A Gravina, in definitiva, un padre è stato accusato di aver ammazzato i figli e una volta in galera ha dovuto apprendere la fine orrenda che avevano fatto. L’accusa a Filippo Pappalardi ora non esiste più: ed è un peccato che nessuno abbia fatto in tempo a candidarlo. Non dite che è una battuta, perché c’è quel genio di Antonio Di Pietro che intanto ha pensato di candidare una delle protagoniste dello scandalo pedofilo di Rignano Flaminio, la cittadina laziale che ci ha fatto vorticare nel delirio mediatico per mesi.
Paralleli? Quanti ne volete. Anche lì un gruppo di maestre incarcerate ha dovuto subire un linciaggio terribile tra facilonerie investigative, intercettazioni, fiaccolate, comitati e psicologi da talk show; anche lì gli indagati sono stati scarcerati perché financo la Cassazione ha spiegato che non c’erano indizi; e anche lì, come a Gravina, tutto si è giocato senza che neppure fosse iniziato un processo.

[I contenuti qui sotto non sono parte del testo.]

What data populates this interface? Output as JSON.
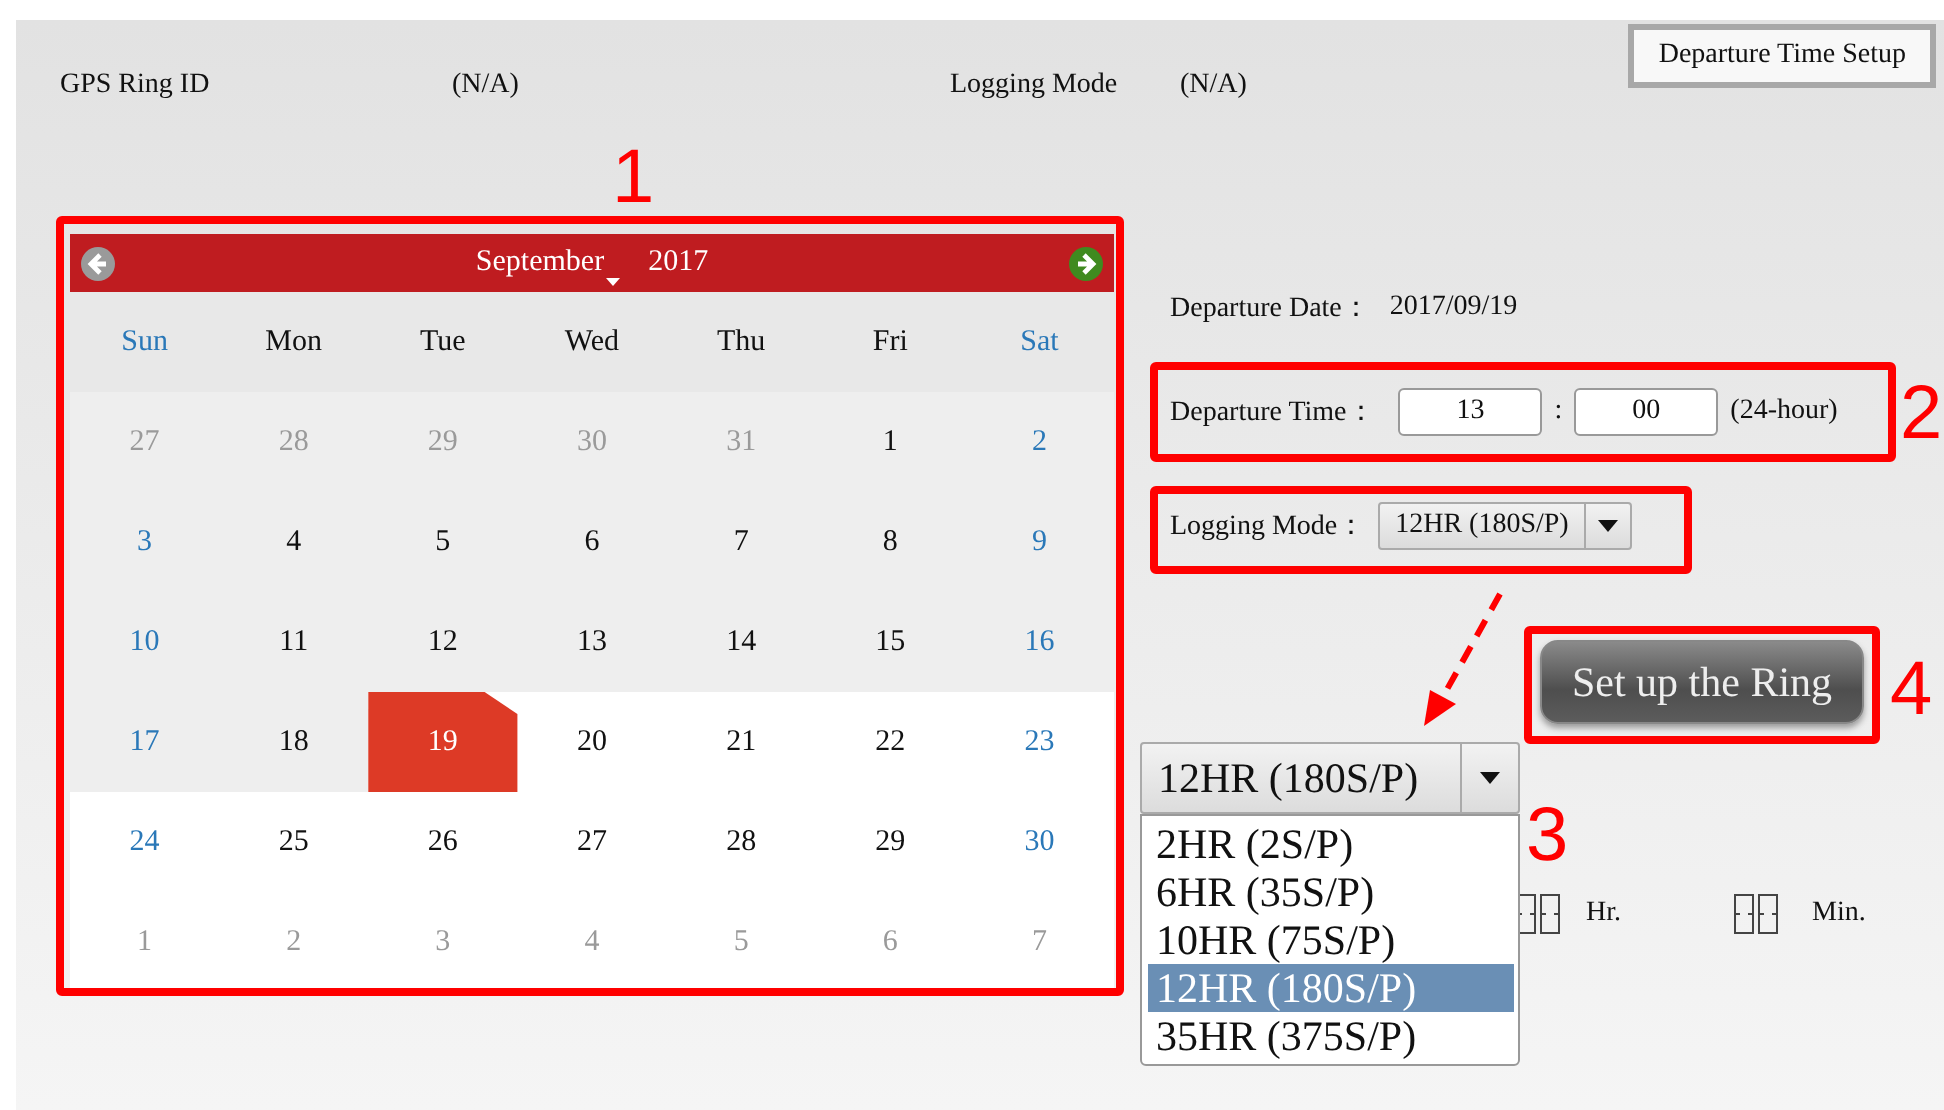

La differenza abissale è che Di Pietro non ha candidato una maestra di Rignano Flaminio, ha candidato una delle madri, un’arroventata accusatrice già animatrice di comitati, neo esperta di pedofilia, ovviamente impazzita per la tv. Le indagini di Luigi De Magistris non hanno portato a nulla, e Di Pietro, invano, ha cercato di candidarlo. Ora ripiega dove può.